In other words: even if the state was doing well, her people would not necessarily be happy. Besides, is it really true that outward matters create happiness? Is happiness not a subjective or an individual experience?

What is happiness composed of?

If we examine some of the matters ranked in the report, we will be able to question whether they are real indicators of happiness.

The Social Support Indicator is based on the question whether a person has someone in whose support he can lean on in difficult times. Does a positive answer to the question automatically tell us that the person is happy? What about sharing happy moments or everyday life, why are these not asked about?

The Freedom Indicator is based on the question how satisfied or dissatisfied a person is with his freedom to influence how to conduct his own life. How satisfied or dissatisfied we are is an estimation based on our expectations and their fulfilment. This does not necessarily lead to happiness. The indicator in this question is also very western and egocentric.

The Generosity Indicator asks if a person has donated money to charity last month. Does this then have a direct connection with our happiness? The attention is also attracted to the fact that only giving money is being surveyed, but not deeds, voluntary work or encouraging words.

Besides these three indicators, the ranking is based on GDP, the life span expectation, as well as the corruption of the government and the business world. So it seems that somebody somewhere has decided for us that these things together should make an individual happy. However, there is no clear causal evidence of any of these creating happiness.

Other indicators

Who decides what happiness should be composed of? What would the Top 10 look like if we observed the following things in the Happiness Report instead:

-How safe do you feel?
-How often do you laugh?
-Do you have dreams and goals?
-How meaningful do you see yourself and your life?
-How beloved do you feel?
-How much time do you spend in nature and in the sun?
-On how many days a year do you NOT take any medication?
-Do you have enough money for such a standard of living that makes you happy?

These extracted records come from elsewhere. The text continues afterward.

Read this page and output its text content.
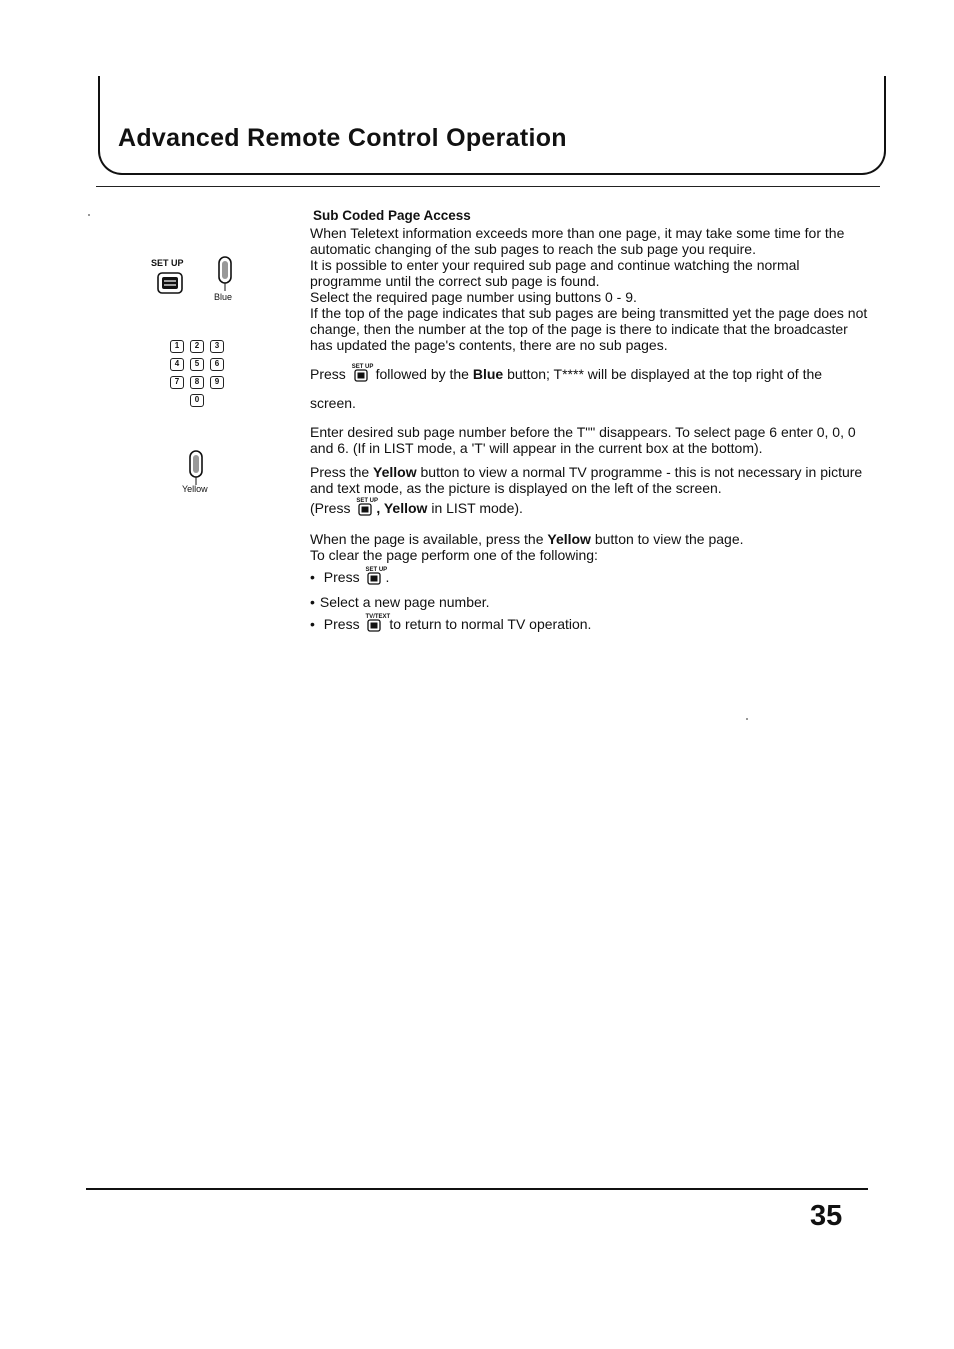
Advanced Remote Control Operation
SET UP
Blue
1	2	3
4	5	6
7	8	9
0
Yellow

Sub Coded Page Access

When Teletext information exceeds more than one page, it may take some time for the automatic changing of the sub pages to reach the sub page you require.

It is possible to enter your required sub page and continue watching the normal programme until the correct sub page is found.

Select the required page number using buttons 0 - 9.

If the top of the page indicates that sub pages are being transmitted yet the page does not change, then the number at the top of the page is there to indicate that the broadcaster has updated the page's contents, there are no sub pages.

Press SET UP followed by the Blue button; T**** will be displayed at the top right of the screen.

Enter desired sub page number before the T"" disappears. To select page 6 enter 0, 0, 0 and 6. (If in LIST mode, a 'T' will appear in the current box at the bottom).

Press the Yellow button to view a normal TV programme - this is not necessary in picture and text mode, as the picture is displayed on the left of the screen.

(Press SET UP
, Yellow in LIST mode).

When the page is available, press the Yellow button to view the page.

To clear the page perform one of the following:

• Press SET UP
.
• Select a new page number.
• Press TV/TEXT to return to normal TV operation.
35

These are also matters that can have positive impact on happiness according to research. These are also the questions that could be chosen to measure happiness. However, when using these questions we would not get a certain knowledge of how happy people really are. We would only get answers to these questions, without the information on the fact why and how these matters affect our happiness. Of course, they would add to the knowledge on mental and social abilities, which, concerned in the matter, might also have influence on happiness, as the anthropologist of happiness, Neil Thin, also emphasizes. I am also aware of the fact that the questions I listed are shaped by the western style of living and happiness studies which are strongly western as well. Neither would I rank the countries of the world on their ground.

On the other hand, when considering depression medication, anxiety, stress, burnout and suicide to be the indicators of an unhappy country, how likely would we find the top countries of the Happiness Report on the top of this list, too?

The report highlights the importance of happiness

I would like to emphasize that the World Happiness Report is an important report, being excellently written. It brings up current trends and emphasizes the significance of happiness in society. The writers are appreciated scholars of happiness, and their work is important to promote happiness. My criticism is directed to placing the countries in the ranking order, to using the indicators chosen narrowly, to defining happiness in measures and numbers, as well as simplifying happiness. How do we really benefit from these rankings? I wish to highlight that, in every country, we need discussion, listening and willingness to understand, in order to really perceive what makes people in each country and society happy.

It is great that happiness has become such a visible issue and risen in the rank to the priority lists of governments. So, let us Finns bask in the spotlight of the world for a while and be proud of the fact that many things have been taken care of so well. Let’s take advantage of this in marketing and then continue our discussion on the real happiness of the Finns, and what things have influence on it.